Ken Bondurant, New Milford Township's Emergency Management Coordinator, prepared a "Declaration of Disaster Emergency" for the Supervisors' signatures at their August meeting on the 15th. Thankful that the township experienced no major damage as a result of recent heavy rains, Mr. Bondurant said that the declaration simply puts the township on record in case something new comes up. He especially appreciated efforts by the county commissioners to keep the public informed, in particular about road closures, through the county website and Facebook pages.

The Supervisors were attended by their solicitor, Michael Briechle, presumably as a follow-on to an executive session prior to the public meeting. Supervisor Don Shibley said that the closed session covered litigation and personnel matters. Asked for elaboration about the litigation, Mr. Briechle would say only that it involved "inquiries," and that it did not involve the township suing or being sued.

Mr. Briechle also offered a sewage planning package he was given for the supervisors to review from Lackawanna College for their facility near the Flying J at the Gibson exit on the interstate. He also reported that discussions with a landman about renewing the township's gas lease with Southwestern Energy are on-going.

One of the usual run of documents from the state Department of Environmental Protection (DEP) was notice that DEP had sent back a plan revision for a truck washing operation at the Flying J truck stop, saying that it doesn't meet their requirements and recommending that no permits be issued for the project for now.

The township also received some documents from the state Auditor General and the state Office of the Budget. No one seemed to know what the former was about, so Mr. Briechle will study it and report back; it appears to be concerned with Act 204 of 1985, which relates to pensions for non-union police officers. Years ago the township, in cooperation with some of its neighboring municipalities, operated a joint police force. The force's pension accounts had been in dispute for a very long time, so perhaps the auditor is just clearing up some details. The letter from the budget office requires the township to name two individuals authorized to communicate with the office on a "validation process."

The Supervisors reviewed a pair of subdivision plans, one of them, a "non-residential" subdivision for CBH Investments, operators of the large diggings on the east side of the interstate at the Gibson exit. No one as yet seems to know what that development is all about, and the subdivision plan was not enlightening.

A couple appeared at the meeting to ask who might be responsible for the flooding of Beaver Creek that is causing them considerable grief, with several feet of water in their yard and basement. Apart from the almighty, the Supervisors and Mr. Briechle suggested approaching the county Conservation District. The Supervisors were sympathetic, and offered to help clear the creek if the proper permits could be obtained.
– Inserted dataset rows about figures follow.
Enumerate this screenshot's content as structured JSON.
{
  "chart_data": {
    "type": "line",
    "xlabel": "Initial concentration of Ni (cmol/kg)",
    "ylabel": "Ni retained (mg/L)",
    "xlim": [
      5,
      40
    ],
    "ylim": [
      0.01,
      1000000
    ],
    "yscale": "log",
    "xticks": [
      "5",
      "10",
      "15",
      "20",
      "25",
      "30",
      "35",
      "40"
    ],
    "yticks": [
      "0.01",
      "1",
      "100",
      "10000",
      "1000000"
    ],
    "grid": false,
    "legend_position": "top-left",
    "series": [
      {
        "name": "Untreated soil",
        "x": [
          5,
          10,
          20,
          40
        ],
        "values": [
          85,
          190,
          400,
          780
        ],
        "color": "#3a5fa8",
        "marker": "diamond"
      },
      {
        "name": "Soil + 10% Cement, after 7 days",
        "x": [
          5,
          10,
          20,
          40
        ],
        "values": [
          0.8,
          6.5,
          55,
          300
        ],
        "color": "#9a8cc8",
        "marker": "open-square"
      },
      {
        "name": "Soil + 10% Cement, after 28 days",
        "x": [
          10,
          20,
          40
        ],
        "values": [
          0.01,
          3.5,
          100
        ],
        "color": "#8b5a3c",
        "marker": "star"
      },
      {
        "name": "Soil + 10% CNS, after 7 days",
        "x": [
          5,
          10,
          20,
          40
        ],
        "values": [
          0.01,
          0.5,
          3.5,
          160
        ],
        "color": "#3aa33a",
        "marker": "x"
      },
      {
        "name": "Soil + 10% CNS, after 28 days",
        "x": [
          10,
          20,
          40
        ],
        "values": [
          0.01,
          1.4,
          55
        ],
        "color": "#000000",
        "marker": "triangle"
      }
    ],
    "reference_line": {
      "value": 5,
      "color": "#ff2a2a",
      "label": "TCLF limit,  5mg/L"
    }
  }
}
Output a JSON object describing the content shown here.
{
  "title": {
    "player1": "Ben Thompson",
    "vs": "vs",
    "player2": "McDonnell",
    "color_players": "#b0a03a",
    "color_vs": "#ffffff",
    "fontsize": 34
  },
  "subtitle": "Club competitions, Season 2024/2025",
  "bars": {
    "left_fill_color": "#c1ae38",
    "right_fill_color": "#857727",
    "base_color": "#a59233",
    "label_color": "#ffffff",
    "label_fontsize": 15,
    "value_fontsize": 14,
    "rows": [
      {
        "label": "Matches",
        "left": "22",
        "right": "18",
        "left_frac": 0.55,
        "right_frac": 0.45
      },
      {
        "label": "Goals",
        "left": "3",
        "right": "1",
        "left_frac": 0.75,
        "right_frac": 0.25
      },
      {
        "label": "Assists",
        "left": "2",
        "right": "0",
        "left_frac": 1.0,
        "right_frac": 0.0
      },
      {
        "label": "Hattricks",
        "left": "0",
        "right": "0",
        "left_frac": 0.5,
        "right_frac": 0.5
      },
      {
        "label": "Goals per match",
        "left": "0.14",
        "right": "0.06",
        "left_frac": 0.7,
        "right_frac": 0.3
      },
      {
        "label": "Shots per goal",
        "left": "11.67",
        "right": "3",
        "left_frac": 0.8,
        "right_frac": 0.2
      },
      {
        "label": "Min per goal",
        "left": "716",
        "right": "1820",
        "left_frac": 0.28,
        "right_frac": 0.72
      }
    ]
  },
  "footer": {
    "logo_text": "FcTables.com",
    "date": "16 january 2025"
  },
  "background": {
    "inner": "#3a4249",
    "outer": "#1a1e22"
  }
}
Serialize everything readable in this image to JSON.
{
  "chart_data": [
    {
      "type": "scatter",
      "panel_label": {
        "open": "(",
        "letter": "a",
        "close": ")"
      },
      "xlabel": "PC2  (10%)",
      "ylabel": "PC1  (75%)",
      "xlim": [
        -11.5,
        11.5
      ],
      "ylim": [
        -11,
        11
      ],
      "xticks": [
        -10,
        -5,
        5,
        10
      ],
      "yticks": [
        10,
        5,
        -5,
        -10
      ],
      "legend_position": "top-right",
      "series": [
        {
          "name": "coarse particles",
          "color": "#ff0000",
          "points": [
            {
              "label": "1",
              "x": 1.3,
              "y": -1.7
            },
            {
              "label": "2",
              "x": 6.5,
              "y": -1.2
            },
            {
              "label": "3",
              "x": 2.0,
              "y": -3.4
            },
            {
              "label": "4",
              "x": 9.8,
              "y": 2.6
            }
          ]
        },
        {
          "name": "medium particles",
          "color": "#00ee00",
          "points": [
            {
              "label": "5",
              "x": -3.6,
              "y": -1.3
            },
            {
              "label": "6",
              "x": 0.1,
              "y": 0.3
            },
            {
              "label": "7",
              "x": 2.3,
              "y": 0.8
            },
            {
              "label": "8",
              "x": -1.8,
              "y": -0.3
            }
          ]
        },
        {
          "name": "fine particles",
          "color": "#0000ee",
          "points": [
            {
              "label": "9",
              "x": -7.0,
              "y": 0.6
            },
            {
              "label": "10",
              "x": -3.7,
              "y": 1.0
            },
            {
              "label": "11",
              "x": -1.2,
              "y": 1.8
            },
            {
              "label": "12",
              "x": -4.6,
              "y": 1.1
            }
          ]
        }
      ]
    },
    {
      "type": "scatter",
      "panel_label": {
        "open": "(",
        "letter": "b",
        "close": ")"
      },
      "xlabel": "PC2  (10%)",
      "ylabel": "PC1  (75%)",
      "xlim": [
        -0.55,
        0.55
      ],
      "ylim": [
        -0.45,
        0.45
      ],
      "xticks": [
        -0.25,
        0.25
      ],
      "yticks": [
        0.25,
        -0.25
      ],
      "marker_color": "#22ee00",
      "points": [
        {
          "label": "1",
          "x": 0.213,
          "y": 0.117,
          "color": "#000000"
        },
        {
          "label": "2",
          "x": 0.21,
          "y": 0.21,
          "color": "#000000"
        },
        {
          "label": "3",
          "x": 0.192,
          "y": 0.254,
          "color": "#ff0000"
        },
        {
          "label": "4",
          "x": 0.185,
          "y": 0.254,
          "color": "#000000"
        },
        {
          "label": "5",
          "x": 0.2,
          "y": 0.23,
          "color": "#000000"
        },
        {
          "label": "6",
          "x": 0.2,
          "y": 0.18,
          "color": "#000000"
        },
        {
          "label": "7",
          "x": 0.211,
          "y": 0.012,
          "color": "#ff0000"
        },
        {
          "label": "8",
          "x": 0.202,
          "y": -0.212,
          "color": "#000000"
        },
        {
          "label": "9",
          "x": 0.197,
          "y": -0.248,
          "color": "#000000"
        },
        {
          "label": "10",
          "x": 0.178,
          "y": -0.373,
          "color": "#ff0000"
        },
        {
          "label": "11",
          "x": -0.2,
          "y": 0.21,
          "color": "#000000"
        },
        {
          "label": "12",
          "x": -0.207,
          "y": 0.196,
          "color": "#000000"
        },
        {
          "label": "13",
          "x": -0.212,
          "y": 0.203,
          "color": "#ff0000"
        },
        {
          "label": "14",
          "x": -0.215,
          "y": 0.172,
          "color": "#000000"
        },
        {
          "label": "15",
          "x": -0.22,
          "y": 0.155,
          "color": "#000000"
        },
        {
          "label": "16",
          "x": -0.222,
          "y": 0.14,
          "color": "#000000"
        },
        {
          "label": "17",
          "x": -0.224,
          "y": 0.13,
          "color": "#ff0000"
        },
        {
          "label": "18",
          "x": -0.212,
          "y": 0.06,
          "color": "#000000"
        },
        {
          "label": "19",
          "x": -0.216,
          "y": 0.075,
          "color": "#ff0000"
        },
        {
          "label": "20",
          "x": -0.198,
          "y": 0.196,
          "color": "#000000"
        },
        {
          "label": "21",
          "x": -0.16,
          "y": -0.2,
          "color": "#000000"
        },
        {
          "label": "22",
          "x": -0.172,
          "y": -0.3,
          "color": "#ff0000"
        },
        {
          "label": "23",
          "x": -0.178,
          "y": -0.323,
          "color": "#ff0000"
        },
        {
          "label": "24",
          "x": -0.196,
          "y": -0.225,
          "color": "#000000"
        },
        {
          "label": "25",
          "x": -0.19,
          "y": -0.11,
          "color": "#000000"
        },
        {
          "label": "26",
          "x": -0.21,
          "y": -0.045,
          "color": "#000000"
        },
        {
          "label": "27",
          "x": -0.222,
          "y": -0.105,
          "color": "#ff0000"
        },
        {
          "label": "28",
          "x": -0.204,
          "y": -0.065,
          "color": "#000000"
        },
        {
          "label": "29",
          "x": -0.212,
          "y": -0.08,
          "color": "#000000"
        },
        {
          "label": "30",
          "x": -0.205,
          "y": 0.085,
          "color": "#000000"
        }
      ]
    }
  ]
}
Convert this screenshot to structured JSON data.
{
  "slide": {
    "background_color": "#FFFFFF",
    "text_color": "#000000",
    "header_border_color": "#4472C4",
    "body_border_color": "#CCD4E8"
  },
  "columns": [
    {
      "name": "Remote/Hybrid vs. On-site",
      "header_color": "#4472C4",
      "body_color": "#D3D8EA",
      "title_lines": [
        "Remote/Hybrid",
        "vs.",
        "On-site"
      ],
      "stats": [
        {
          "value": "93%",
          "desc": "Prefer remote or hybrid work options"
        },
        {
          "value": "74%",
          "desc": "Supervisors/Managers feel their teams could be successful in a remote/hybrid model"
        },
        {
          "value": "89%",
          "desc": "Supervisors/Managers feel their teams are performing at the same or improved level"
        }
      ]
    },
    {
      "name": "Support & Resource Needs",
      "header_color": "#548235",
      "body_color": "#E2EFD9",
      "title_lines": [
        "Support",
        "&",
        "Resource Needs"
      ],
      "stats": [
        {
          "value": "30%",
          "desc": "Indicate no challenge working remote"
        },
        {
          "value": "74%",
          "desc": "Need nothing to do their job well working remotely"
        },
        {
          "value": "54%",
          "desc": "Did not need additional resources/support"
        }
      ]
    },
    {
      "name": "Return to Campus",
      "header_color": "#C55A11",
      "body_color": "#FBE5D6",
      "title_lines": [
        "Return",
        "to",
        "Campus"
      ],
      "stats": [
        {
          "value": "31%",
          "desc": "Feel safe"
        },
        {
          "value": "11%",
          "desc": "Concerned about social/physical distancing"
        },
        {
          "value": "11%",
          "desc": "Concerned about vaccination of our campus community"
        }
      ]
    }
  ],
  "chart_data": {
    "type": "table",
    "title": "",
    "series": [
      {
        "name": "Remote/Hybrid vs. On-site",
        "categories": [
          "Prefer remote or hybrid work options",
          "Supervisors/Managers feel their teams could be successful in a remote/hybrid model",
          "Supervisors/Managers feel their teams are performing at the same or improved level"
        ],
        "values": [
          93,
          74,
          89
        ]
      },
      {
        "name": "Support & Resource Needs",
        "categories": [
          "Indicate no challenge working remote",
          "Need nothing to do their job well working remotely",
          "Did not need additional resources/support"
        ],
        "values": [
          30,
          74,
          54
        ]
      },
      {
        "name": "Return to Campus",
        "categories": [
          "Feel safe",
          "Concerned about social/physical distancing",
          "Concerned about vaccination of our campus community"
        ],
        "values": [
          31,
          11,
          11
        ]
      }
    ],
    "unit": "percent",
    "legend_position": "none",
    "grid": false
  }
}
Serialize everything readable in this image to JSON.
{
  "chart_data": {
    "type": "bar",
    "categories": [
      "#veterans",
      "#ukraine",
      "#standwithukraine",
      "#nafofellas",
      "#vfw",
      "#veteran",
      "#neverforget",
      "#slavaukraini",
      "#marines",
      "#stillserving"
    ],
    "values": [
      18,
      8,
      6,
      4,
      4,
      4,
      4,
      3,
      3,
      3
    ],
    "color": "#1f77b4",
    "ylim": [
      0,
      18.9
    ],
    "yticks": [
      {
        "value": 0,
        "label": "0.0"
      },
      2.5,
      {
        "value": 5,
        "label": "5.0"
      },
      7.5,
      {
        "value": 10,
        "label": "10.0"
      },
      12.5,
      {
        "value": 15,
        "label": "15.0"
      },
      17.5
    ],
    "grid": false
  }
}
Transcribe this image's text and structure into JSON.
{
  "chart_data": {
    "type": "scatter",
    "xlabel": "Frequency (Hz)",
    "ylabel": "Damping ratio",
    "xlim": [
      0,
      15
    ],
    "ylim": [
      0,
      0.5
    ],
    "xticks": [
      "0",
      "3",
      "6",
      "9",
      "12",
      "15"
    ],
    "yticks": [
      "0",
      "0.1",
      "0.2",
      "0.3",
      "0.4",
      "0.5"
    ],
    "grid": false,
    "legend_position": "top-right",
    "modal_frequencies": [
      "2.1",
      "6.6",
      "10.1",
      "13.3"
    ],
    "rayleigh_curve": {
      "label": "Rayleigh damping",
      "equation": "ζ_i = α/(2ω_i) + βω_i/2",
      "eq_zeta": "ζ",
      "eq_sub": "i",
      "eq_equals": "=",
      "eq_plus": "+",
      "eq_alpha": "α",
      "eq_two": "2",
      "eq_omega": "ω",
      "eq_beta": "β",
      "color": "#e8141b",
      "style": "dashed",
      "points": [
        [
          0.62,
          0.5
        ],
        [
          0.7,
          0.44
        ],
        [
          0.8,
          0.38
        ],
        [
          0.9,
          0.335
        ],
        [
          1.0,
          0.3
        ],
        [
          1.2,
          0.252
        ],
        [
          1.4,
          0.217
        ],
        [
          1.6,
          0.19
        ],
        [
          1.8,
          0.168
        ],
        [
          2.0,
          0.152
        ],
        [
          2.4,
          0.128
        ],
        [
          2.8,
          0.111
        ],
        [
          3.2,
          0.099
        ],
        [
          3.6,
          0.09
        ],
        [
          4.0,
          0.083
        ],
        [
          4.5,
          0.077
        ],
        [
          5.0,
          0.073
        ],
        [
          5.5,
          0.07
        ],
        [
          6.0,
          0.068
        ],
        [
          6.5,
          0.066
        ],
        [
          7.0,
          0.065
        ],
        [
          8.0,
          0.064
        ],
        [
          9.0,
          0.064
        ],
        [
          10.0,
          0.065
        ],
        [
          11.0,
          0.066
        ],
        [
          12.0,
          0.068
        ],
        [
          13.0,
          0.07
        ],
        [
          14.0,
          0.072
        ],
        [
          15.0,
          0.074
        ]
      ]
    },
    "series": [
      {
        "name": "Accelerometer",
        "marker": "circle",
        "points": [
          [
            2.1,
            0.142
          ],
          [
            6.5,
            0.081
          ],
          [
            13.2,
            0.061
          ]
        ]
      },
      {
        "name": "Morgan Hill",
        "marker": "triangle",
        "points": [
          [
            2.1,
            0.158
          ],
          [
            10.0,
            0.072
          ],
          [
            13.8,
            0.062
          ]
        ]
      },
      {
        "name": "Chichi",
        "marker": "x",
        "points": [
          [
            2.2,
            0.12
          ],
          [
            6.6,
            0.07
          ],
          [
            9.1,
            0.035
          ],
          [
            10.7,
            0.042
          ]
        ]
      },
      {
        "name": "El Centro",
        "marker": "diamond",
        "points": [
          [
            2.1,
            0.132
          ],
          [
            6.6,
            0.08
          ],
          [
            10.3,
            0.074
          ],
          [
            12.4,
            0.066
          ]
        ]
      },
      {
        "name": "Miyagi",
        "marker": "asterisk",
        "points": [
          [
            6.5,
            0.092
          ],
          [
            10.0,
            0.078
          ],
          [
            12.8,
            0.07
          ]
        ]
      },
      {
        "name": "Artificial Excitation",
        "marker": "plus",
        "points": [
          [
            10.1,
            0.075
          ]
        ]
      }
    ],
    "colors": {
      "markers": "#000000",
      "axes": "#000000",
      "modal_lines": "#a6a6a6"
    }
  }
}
According to Roadmaster Jack Conroy, a machine like a backhoe or excavator can be used to clean up a stream bed as long as the machine is not placed in the bed of the stream itself.

There were no financial reports available this month, and no township secretary attended to meeting.

The next public meeting of the New Milford Township Supervisors is scheduled for Wednesday, September 19, 2018, beginning at 7:30pm at the township offices on U.S. Route 11 north of the borough.